Pour sa part, la DST (depuis fondue dans la DCRI après fusion avec les RG) est entrée dans la danse fin 2006. L’un de ses honorables correspondants, Jean-Charles Brisard, fut le coauteur avec Guillaume Dasquié d’un livre sur le 11 septembre. Si le second a autrefois oscillé entre journaliste et consultant, le premier est un pur spécialiste de l’intelligence économique, cette zone grise du renseignement privé. Ils sont aujourd’hui fâchés à mort, à cause de cette foutue compilation de la DGSE. Avant de la publier dans Le Monde, Guillaume Dasquié avait proposé de la vendre à Jean-Charles Brisard, chargé d’une enquête au nom des victimes du 11 septembre. Sur PV, le journaliste paraît s’en amuser: «Je l’ai fait danser entre 40 et 90.000 euros», avant de lui donner une copie gratuite. Brisard, qui avait pris l’initiative de la négociation, n’avait visiblement guère cru à cette version où il se serait agi de payer la DGSE pour obtenir les documents… Mais il maintient le doute, actionné par la DST appâtée par une potentielle tambouille chez le service concurrent: «La DCRI voulait ces documents et m’a demandé de poursuivre les négociations, a témoigné Brisard après sa mise en examen. Elle cherchait à connaître la source de la compromission du secret défense.» Une note de la DST souligne ainsi ses «efforts pour obtenir de manière formelle des détails sur l’origine des documents.»

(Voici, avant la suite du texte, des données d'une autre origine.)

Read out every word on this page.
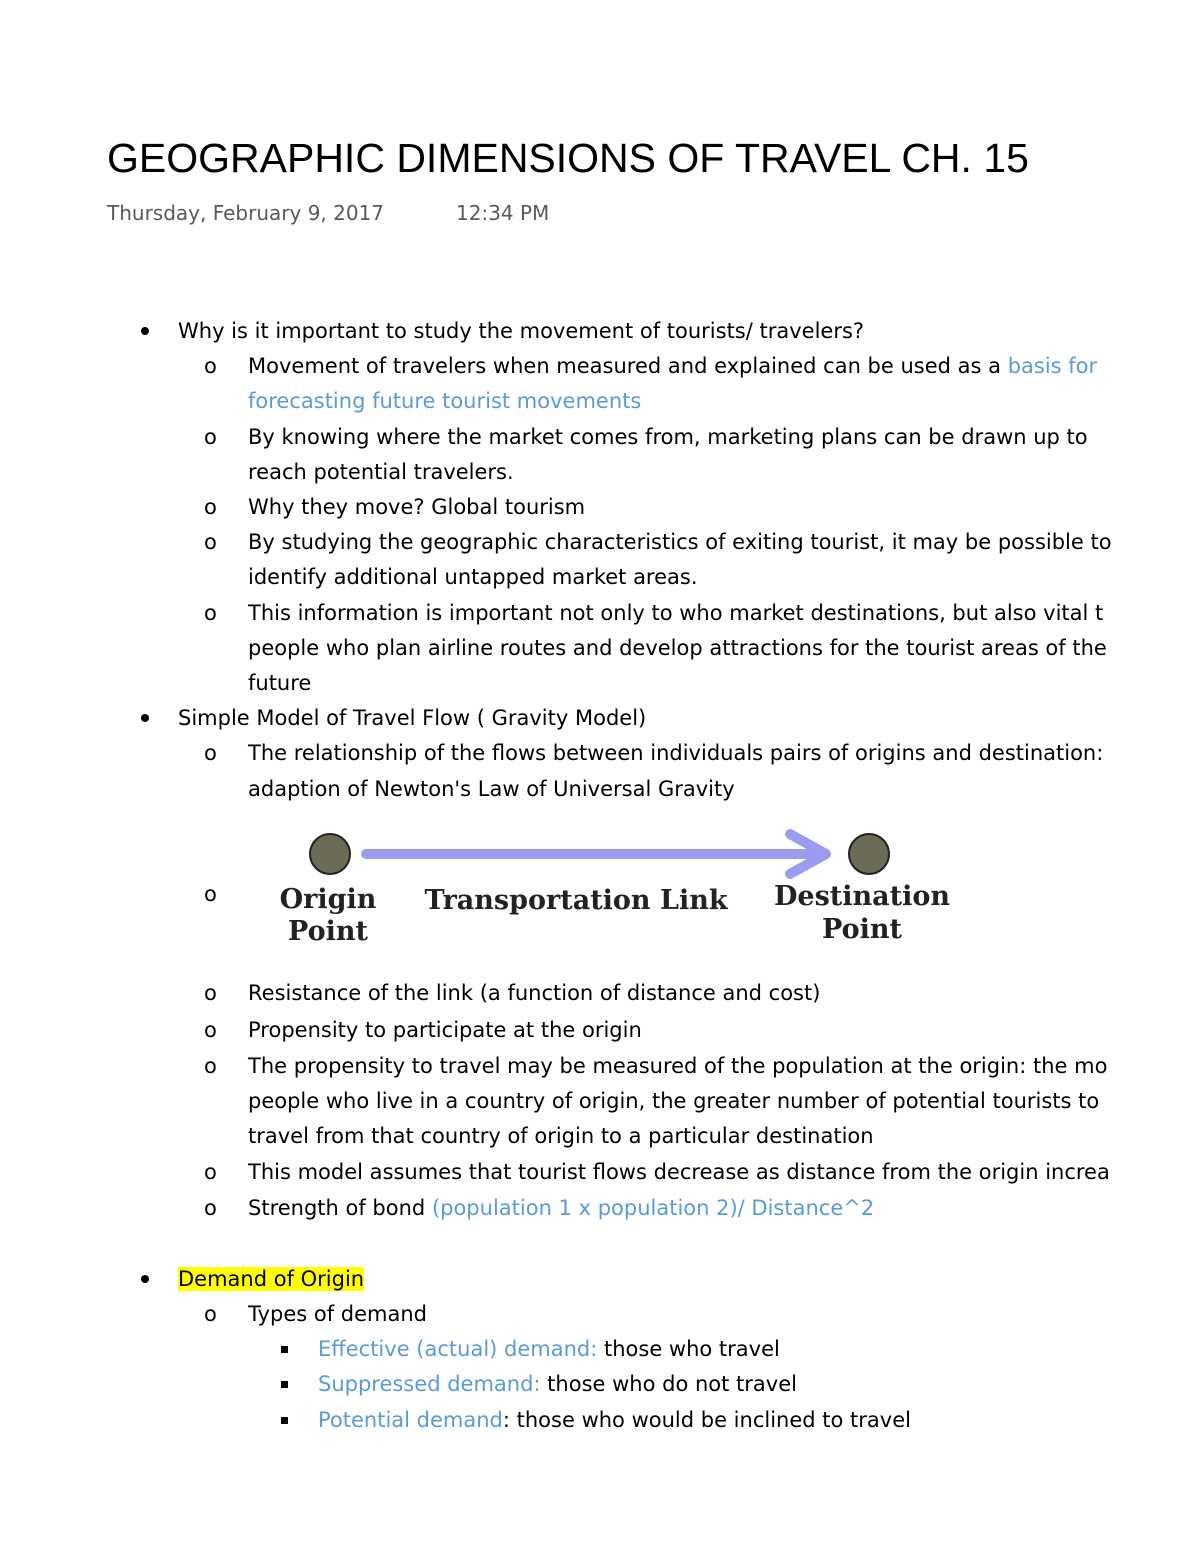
GEOGRAPHIC DIMENSIONS OF TRAVEL CH. 15
Thursday, February 9, 2017	12:34 PM
Why is it important to study the movement of tourists/ travelers?
o Movement of travelers when measured and explained can be used as a basis for
forecasting future tourist movements
o By knowing where the market comes from, marketing plans can be drawn up to
reach potential travelers.
o Why they move? Global tourism
o By studying the geographic characteristics of exiting tourist, it may be possible to
identify additional untapped market areas.
o This information is important not only to who market destinations, but also vital t
people who plan airline routes and develop attractions for the tourist areas of the
future
Simple Model of Travel Flow ( Gravity Model)
o The relationship of the flows between individuals pairs of origins and destination:
adaption of Newton's Law of Universal Gravity
o
o Resistance of the link (a function of distance and cost)
o Propensity to participate at the origin
o The propensity to travel may be measured of the population at the origin: the mo
people who live in a country of origin, the greater number of potential tourists to
travel from that country of origin to a particular destination
o This model assumes that tourist flows decrease as distance from the origin increa
o Strength of bond (population 1 x population 2)/ Distance^2
Demand of Origin
o Types of demand
Effective (actual) demand: those who travel
Suppressed demand: those who do not travel
Potential demand: those who would be inclined to travel
Origin
Point
Transportation Link Destination
Point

En janvier 2007, Brisard organise ainsi un rendez-vous à l’aéroport de Roissy entre le journaliste français et un avocat américain. Et d’avouer son double jeu sur PV: «Je savais que ces documents ne pouvaient être vendus car ils étaient classifiés donc inutilisables (devant un tribunal américain, ndr). Mais ce rendez-vous avait aussi pour but d’identifier la source voire d’apercevoir physiquement un agent de la DGSE.» La DST paraît se frotter les mains: «Cette piste (DGSE) mérite de retenir l’attention.»

Tout en rendant compte fidèlement à la DST, tous les deux mois, Jean-Charles Brisard lui remettra une copie de la compil. Faudrait-il poursuivre le contre-espionnage pour recel? Ironie de l’histoire, l’enquête pénale pour violation du secret défense a été confiée à la DST, sous sa casquette de service de police judiciaire. Le juge Trévidic entendait faire la lumière sur la curieuse relation entre la DCRI et Jean-Charles Brisard. Ce dernier lui a répondu qu’il «n’entend pas être condamné pour des actes commis à la demande» d’un service de renseignement. Dans une ultime note déclassifiée, la DST paraissait soulagée: «Jean-Charles Brisard ne compte pas fournir au magistrat l’identité de son traitant. Pourvu que ça dure!» Manifestement, ça a duré.